According to the law, these messages would be considered “relationship” or “transactional” messages (not “commercial”). This eschews the need to meet the full CAN-SPAM regulations.
Things do become a bit murkier when you combine a relationship/transactional message with elements of a commercial message. Imagine your appointment reminders also included messages encouraging your patients/clients to book future services or to take advantage of an upcoming deal.
But the FTC has also given pretty clear standards here.
Per the FTC’s guidelines for businesses with regard to CAN-SPAM, they make the following statement:
If a recipient reasonably interpreting the subject line would likely conclude that the message contains an advertisement or promotion for a commercial product or service or if the message’s transactional or relationship content does not appear mainly at the beginning of the message, the primary purpose of the message is commercial.
This tells us that, although subjective, there is a clear standard for what messages are subject to all of the CAN-SPAM regulations and those that are not.

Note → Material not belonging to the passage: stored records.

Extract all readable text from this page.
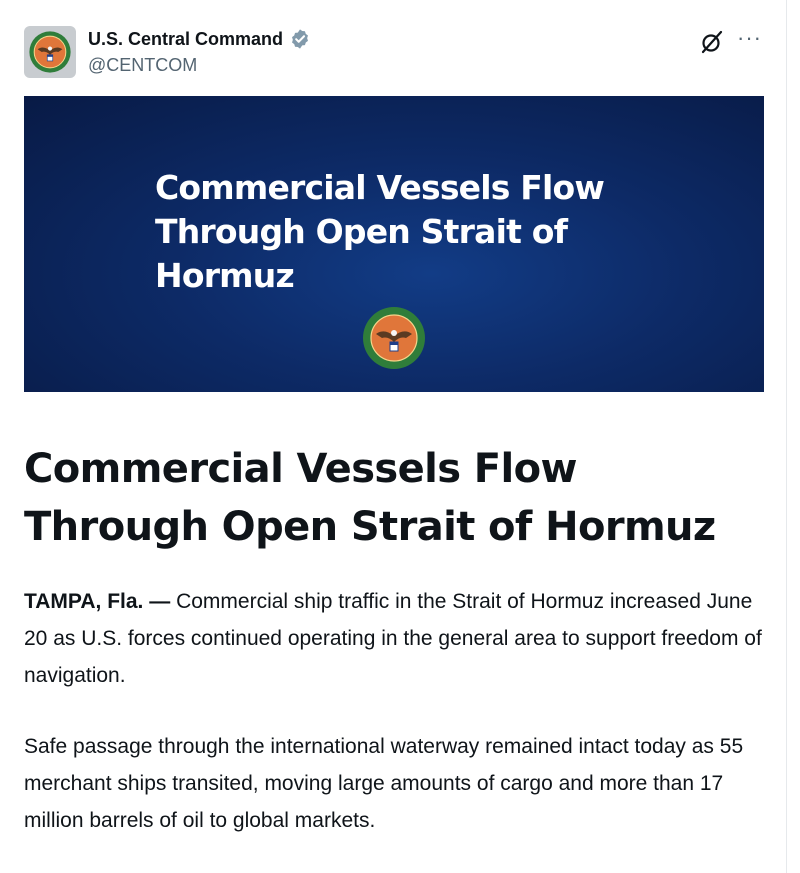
U.S. Central Command
@CENTCOM
···
Commercial Vessels Flow Through Open Strait of Hormuz
Commercial Vessels Flow Through Open Strait of Hormuz
TAMPA, Fla. — Commercial ship traffic in the Strait of Hormuz increased June 20 as U.S. forces continued operating in the general area to support freedom of navigation.
Safe passage through the international waterway remained intact today as 55 merchant ships transited, moving large amounts of cargo and more than 17 million barrels of oil to global markets.
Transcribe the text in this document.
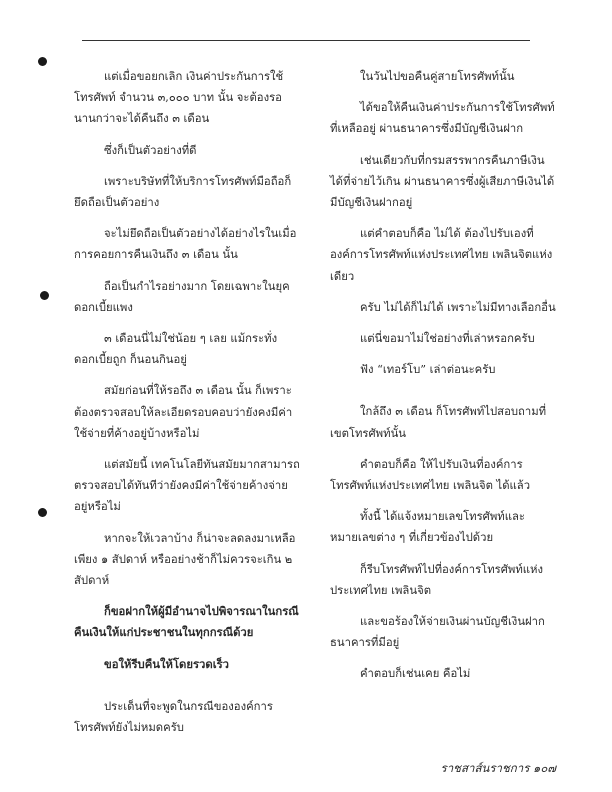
แต่เมื่อขอยกเลิก เงินค่าประกันการใช้โทรศัพท์ จำนวน ๓,๐๐๐ บาท นั้น จะต้องรอนานกว่าจะได้คืนถึง ๓ เดือน

ซึ่งก็เป็นตัวอย่างที่ดี

เพราะบริษัทที่ให้บริการโทรศัพท์มือถือก็ยึดถือเป็นตัวอย่าง

จะไม่ยึดถือเป็นตัวอย่างได้อย่างไรในเมื่อการคอยการคืนเงินถึง ๓ เดือน นั้น

ถือเป็นกำไรอย่างมาก โดยเฉพาะในยุคดอกเบี้ยแพง

๓ เดือนนี่ไม่ใช่น้อย ๆ เลย แม้กระทั่งดอกเบี้ยถูก ก็นอนกินอยู่

สมัยก่อนที่ให้รอถึง ๓ เดือน นั้น ก็เพราะต้องตรวจสอบให้ละเอียดรอบคอบว่ายังคงมีค่าใช้จ่ายที่ค้างอยู่บ้างหรือไม่

แต่สมัยนี้ เทคโนโลยีทันสมัยมากสามารถตรวจสอบได้ทันทีว่ายังคงมีค่าใช้จ่ายค้างจ่ายอยู่หรือไม่

หากจะให้เวลาบ้าง ก็น่าจะลดลงมาเหลือเพียง ๑ สัปดาห์ หรืออย่างช้าก็ไม่ควรจะเกิน ๒ สัปดาห์

ก็ขอฝากให้ผู้มีอำนาจไปพิจารณาในกรณีคืนเงินให้แก่ประชาชนในทุกกรณีด้วย

ขอให้รีบคืนให้โดยรวดเร็ว

ประเด็นที่จะพูดในกรณีขององค์การโทรศัพท์ยังไม่หมดครับ

ในวันไปขอคืนคู่สายโทรศัพท์นั้น

ได้ขอให้คืนเงินค่าประกันการใช้โทรศัพท์ที่เหลืออยู่ ผ่านธนาคารซึ่งมีบัญชีเงินฝาก

เช่นเดียวกับที่กรมสรรพากรคืนภาษีเงินได้ที่จ่ายไว้เกิน ผ่านธนาคารซึ่งผู้เสียภาษีเงินได้มีบัญชีเงินฝากอยู่

แต่คำตอบก็คือ ไม่ได้ ต้องไปรับเองที่องค์การโทรศัพท์แห่งประเทศไทย เพลินจิตแห่งเดียว

ครับ ไม่ได้ก็ไม่ได้ เพราะไม่มีทางเลือกอื่น

แต่นี่ขอมาไม่ใช่อย่างที่เล่าหรอกครับ

ฟัง “เทอร์โบ” เล่าต่อนะครับ

ใกล้ถึง ๓ เดือน ก็โทรศัพท์ไปสอบถามที่เขตโทรศัพท์นั้น

คำตอบก็คือ ให้ไปรับเงินที่องค์การโทรศัพท์แห่งประเทศไทย เพลินจิต ได้แล้ว

ทั้งนี้ ได้แจ้งหมายเลขโทรศัพท์และหมายเลขต่าง ๆ ที่เกี่ยวข้องไปด้วย

ก็รีบโทรศัพท์ไปที่องค์การโทรศัพท์แห่งประเทศไทย เพลินจิต

และขอร้องให้จ่ายเงินผ่านบัญชีเงินฝากธนาคารที่มีอยู่

คำตอบก็เช่นเคย คือไม่

ราชสาส์นราชการ ๑๐๗
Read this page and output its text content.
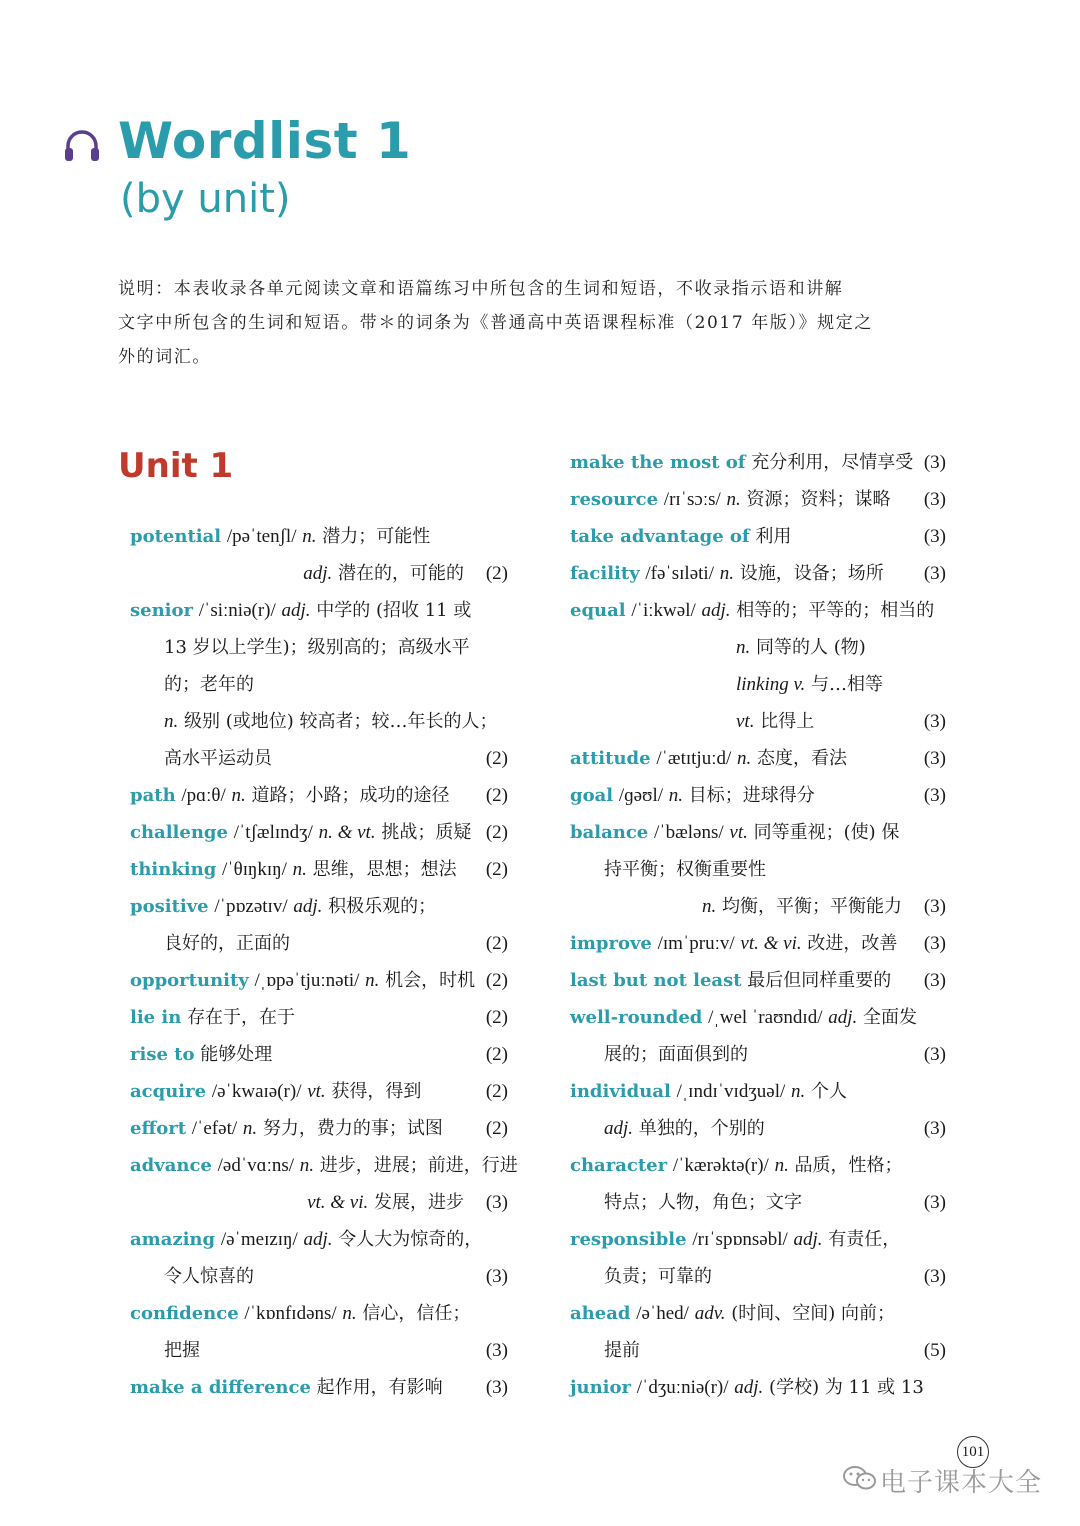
Wordlist 1
(by unit)
说明：本表收录各单元阅读文章和语篇练习中所包含的生词和短语，不收录指示语和讲解
文字中所包含的生词和短语。带＊的词条为《普通高中英语课程标准（2017 年版）》规定之
外的词汇。
Unit 1
potential /pəˈtenʃl/ n. 潜力；可能性
adj. 潜在的，可能的 (2)
senior /ˈsiːniə(r)/ adj. 中学的 (招收 11 或
13 岁以上学生)；级别高的；高级水平
的；老年的
n. 级别 (或地位) 较高者；较…年长的人；
高水平运动员	(2)
path /pɑːθ/ n. 道路；小路；成功的途径 (2)
challenge /ˈtʃælɪndʒ/ n. & vt. 挑战；质疑 (2)
thinking /ˈθɪŋkɪŋ/ n. 思维，思想；想法 (2)
positive /ˈpɒzətɪv/ adj. 积极乐观的；
良好的，正面的	(2)
opportunity /ˌɒpəˈtjuːnəti/ n. 机会，时机 (2)
lie in 存在于，在于	(2)
rise to 能够处理	(2)
acquire /əˈkwaɪə(r)/ vt. 获得，得到	(2)
effort /ˈefət/ n. 努力，费力的事；试图 (2)
advance /ədˈvɑːns/ n. 进步，进展；前进，行进
vt. & vi. 发展，进步 (3)
amazing /əˈmeɪzɪŋ/ adj. 令人大为惊奇的，
令人惊喜的	(3)
confidence /ˈkɒnfɪdəns/ n. 信心，信任；
把握	(3)
make a difference 起作用，有影响 (3)
make the most of 充分利用，尽情享受 (3)
resource /rɪˈsɔːs/ n. 资源；资料；谋略 (3)
take advantage of 利用	(3)
facility /fəˈsɪləti/ n. 设施，设备；场所 (3)
equal /ˈiːkwəl/ adj. 相等的；平等的；相当的
n. 同等的人 (物)
linking v. 与…相等
vt. 比得上	(3)
attitude /ˈætɪtjuːd/ n. 态度，看法	(3)
goal /ɡəʊl/ n. 目标；进球得分	(3)
balance /ˈbæləns/ vt. 同等重视；(使) 保
持平衡；权衡重要性
n. 均衡，平衡；平衡能力 (3)
improve /ɪmˈpruːv/ vt. & vi. 改进，改善 (3)
last but not least 最后但同样重要的 (3)
well-rounded /ˌwel ˈraʊndɪd/ adj. 全面发
展的；面面俱到的	(3)
individual /ˌɪndɪˈvɪdʒuəl/ n. 个人
adj. 单独的，个别的	(3)
character /ˈkærəktə(r)/ n. 品质，性格；
特点；人物，角色；文字	(3)
responsible /rɪˈspɒnsəbl/ adj. 有责任，
负责；可靠的	(3)
ahead /əˈhed/ adv. (时间、空间) 向前；
提前	(5)
junior /ˈdʒuːniə(r)/ adj. (学校) 为 11 或 13
101
电子课本大全
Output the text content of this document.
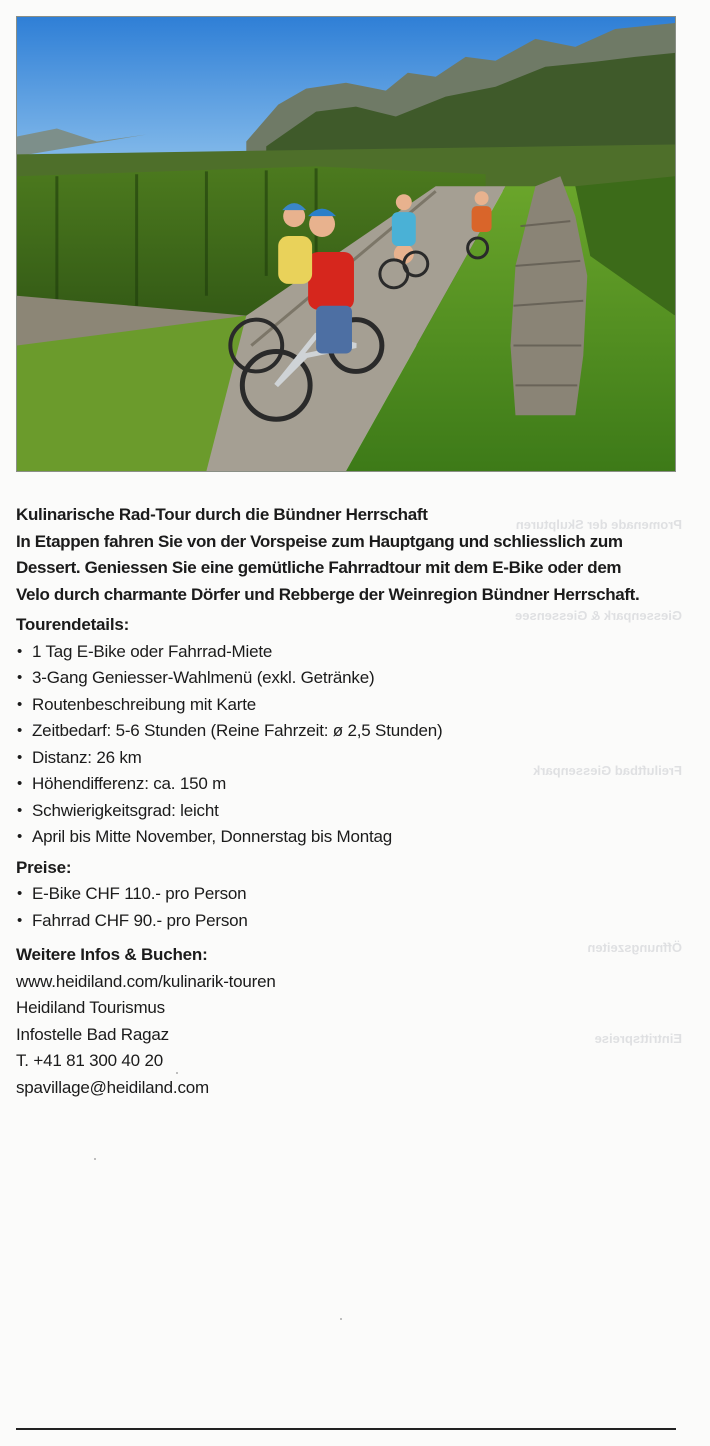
Promenade der Skulpturen
Giessenpark & Giessensee
Freiluftbad Giessenpark
Öffnungszeiten
Eintrittspreise
Kulinarische Rad-Tour durch die Bündner Herrschaft
In Etappen fahren Sie von der Vorspeise zum Hauptgang und schliesslich zum Dessert. Geniessen Sie eine gemütliche Fahrradtour mit dem E-Bike oder dem Velo durch charmante Dörfer und Rebberge der Weinregion Bündner Herrschaft.
Tourendetails:
• 1 Tag E-Bike oder Fahrrad-Miete
• 3-Gang Geniesser-Wahlmenü (exkl. Getränke)
• Routenbeschreibung mit Karte
• Zeitbedarf: 5-6 Stunden (Reine Fahrzeit: ø 2,5 Stunden)
• Distanz: 26 km
• Höhendifferenz: ca. 150 m
• Schwierigkeitsgrad: leicht
• April bis Mitte November, Donnerstag bis Montag
Preise:
• E-Bike CHF 110.- pro Person
• Fahrrad CHF 90.- pro Person
Weitere Infos & Buchen:
www.heidiland.com/kulinarik-touren
Heidiland Tourismus
Infostelle Bad Ragaz
T. +41 81 300 40 20
spavillage@heidiland.com
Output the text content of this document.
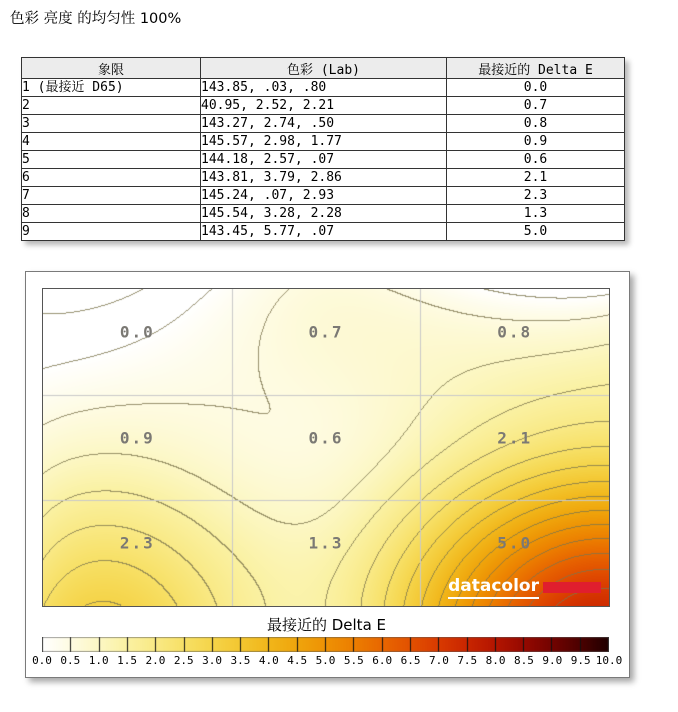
色彩 亮度 的均匀性 100%
象限	色彩 (Lab)	最接近的 Delta E
1 (最接近 D65)	143.85, .03, .80	0.0
2	40.95, 2.52, 2.21	0.7
3	143.27, 2.74, .50	0.8
4	145.57, 2.98, 1.77	0.9
5	144.18, 2.57, .07	0.6
6	143.81, 3.79, 2.86	2.1
7	145.24, .07, 2.93	2.3
8	145.54, 3.28, 2.28	1.3
9	143.45, 5.77, .07	5.0
0.0	0.7	0.8
0.9	0.6	2.1
2.3	1.3	5.0
datacolor
最接近的 Delta E
0.0 0.5 1.0 1.5 2.0 2.5 3.0 3.5 4.0 4.5 5.0 5.5 6.0 6.5 7.0 7.5 8.0 8.5 9.0 9.5 10.0
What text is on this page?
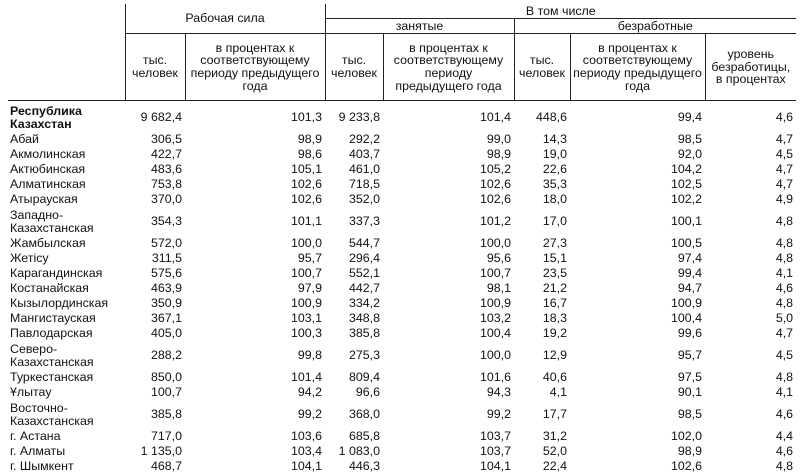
	Рабочая сила		В том числе				
			занятые		безработные		
	тыс. человек	в процентах к соответствующему периоду предыдущего года	тыс. человек	в процентах к соответствующему периоду предыдущего года	тыс. человек	в процентах к соответствующему периоду предыдущего года	уровень безработицы, в процентах
Республика Казахстан	9 682,4	101,3	9 233,8	101,4	448,6	99,4	4,6
Абай	306,5	98,9	292,2	99,0	14,3	98,5	4,7
Акмолинская	422,7	98,6	403,7	98,9	19,0	92,0	4,5
Актюбинская	483,6	105,1	461,0	105,2	22,6	104,2	4,7
Алматинская	753,8	102,6	718,5	102,6	35,3	102,5	4,7
Атырауская	370,0	102,6	352,0	102,6	18,0	102,2	4,9
Западно-Казахстанская	354,3	101,1	337,3	101,2	17,0	100,1	4,8
Жамбылская	572,0	100,0	544,7	100,0	27,3	100,5	4,8
Жетісу	311,5	95,7	296,4	95,6	15,1	97,4	4,8
Карагандинская	575,6	100,7	552,1	100,7	23,5	99,4	4,1
Костанайская	463,9	97,9	442,7	98,1	21,2	94,7	4,6
Кызылординская	350,9	100,9	334,2	100,9	16,7	100,9	4,8
Мангистауская	367,1	103,1	348,8	103,2	18,3	100,4	5,0
Павлодарская	405,0	100,3	385,8	100,4	19,2	99,6	4,7
Северо-Казахстанская	288,2	99,8	275,3	100,0	12,9	95,7	4,5
Туркестанская	850,0	101,4	809,4	101,6	40,6	97,5	4,8
Ұлытау	100,7	94,2	96,6	94,3	4,1	90,1	4,1
Восточно-Казахстанская	385,8	99,2	368,0	99,2	17,7	98,5	4,6
г. Астана	717,0	103,6	685,8	103,7	31,2	102,0	4,4
г. Алматы	1 135,0	103,4	1 083,0	103,7	52,0	98,9	4,6
г. Шымкент	468,7	104,1	446,3	104,1	22,4	102,6	4,8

In the case of appointment reminders, even messages containing some commercial intent (e.g., an upsell or re-book offer) would still be considered a transactional or relationship message if the “primary purpose” of that email can be reasonably considered to be such.
So, as long as the appointment reminders you’re sending place most of the emphasis on providing the details about the transaction or relationship, including some commercial messaging, would be permitted without necessarily meeting all the additional CAN-SPAM requirements.
Of course, making sure all your messages are fully compliant may still be worth the effort.
While the CAN-SPAM Act may seem like a complex beast, it does not represent a significant hurdle for most businesses.
The requirements are clear and align with most good marketing and business practices. As such, compliance should not be a major issue as long as businesses take the time to understand the basics of the law and act accordingly.